NASA is in the midst of its first phase of flight tests to determine the effects of alternative biofuels on the emissions and performance of jet engines flying at altitude.
The program is called the Alternative Fuel Effects on Contrails and Cruise Emissions, or ACCESS, according to Dr. Ruben Del Rosario, project manager of NASA’s Subsonic Fixed Wing project. The goal is to investigate how biofuels perform compared with traditional jet fuel and also to measure the environmental impact of biofuels. The results of the tests are significant because of the growing popularity of biofuels for both the U.S. Air Force and Navy as well as private sector aviation.
During the ACCESS tests, the space agency’s highly modified Douglas DC-8, which normally is used as a flying laboratory, will conduct a series of flights at altitudes as high as 40,000 feet, while a NASA Falcon HU-25 aircraft follows behind at distances of between 300 feet and more than 10 miles, according to Del Rosario. The flights will take place primarily over restricted airspace over Edwards Air Force Base in California.
ACCESS is the outgrowth of earlier preliminary research on biofuels and jets. “It was born out of two previous experiments that we conducted in 2009 and 2011 at NASA’s Dryden Aircraft Operations Facility,” Del Rosario explains.
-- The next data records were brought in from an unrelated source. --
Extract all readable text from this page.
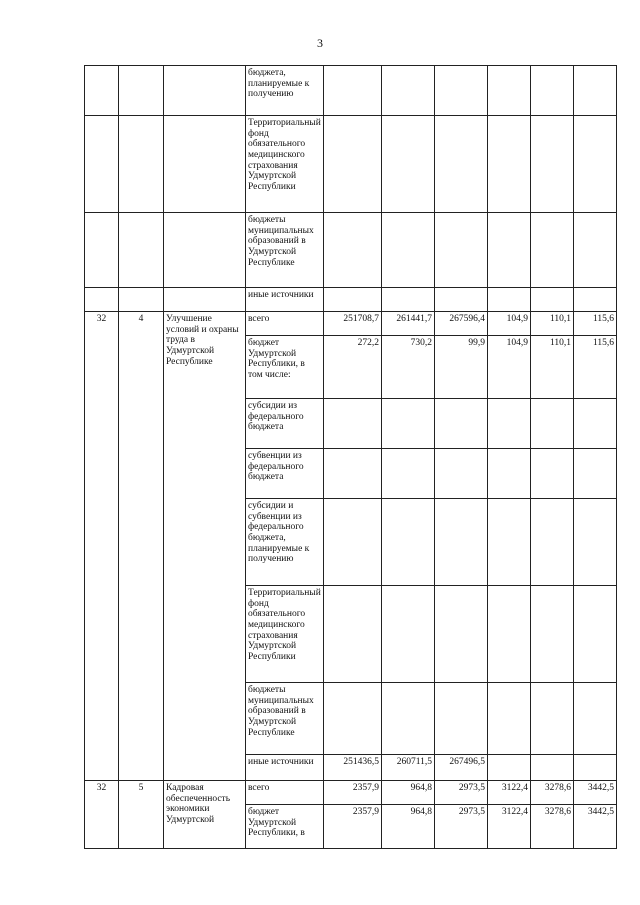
3
			бюджета, планируемые к получению						
			Территориальный фонд обязательного медицинского страхования Удмуртской Республики						
			бюджеты муниципальных образований в Удмуртской Республике						
			иные источники						
32	4	Улучшение условий и охраны труда в Удмуртской Республике	всего	251708,7	261441,7	267596,4	104,9	110,1	115,6
			бюджет Удмуртской Республики, в том числе:	272,2	730,2	99,9	104,9	110,1	115,6
			субсидии из федерального бюджета						
			субвенции из федерального бюджета						
			субсидии и субвенции из федерального бюджета, планируемые к получению						
			Территориальный фонд обязательного медицинского страхования Удмуртской Республики						
			бюджеты муниципальных образований в Удмуртской Республике						
			иные источники	251436,5	260711,5	267496,5			
32	5	Кадровая обеспеченность экономики Удмуртской	всего	2357,9	964,8	2973,5	3122,4	3278,6	3442,5
			бюджет Удмуртской Республики, в	2357,9	964,8	2973,5	3122,4	3278,6	3442,5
During those tests, ground-based instruments measured the exhaust emissions of the DC-8 while the plane was parked on a ramp at the Palmdale, California, facility.
“During the ground tests, we took very detailed emission measurements, measuring CO2 [carbon dioxide], different oxides, different particulates, measuring sulfur, all the different kind of emissions we could possibly measure with many other companies and institutions joining us, as well,” Del Rosario says.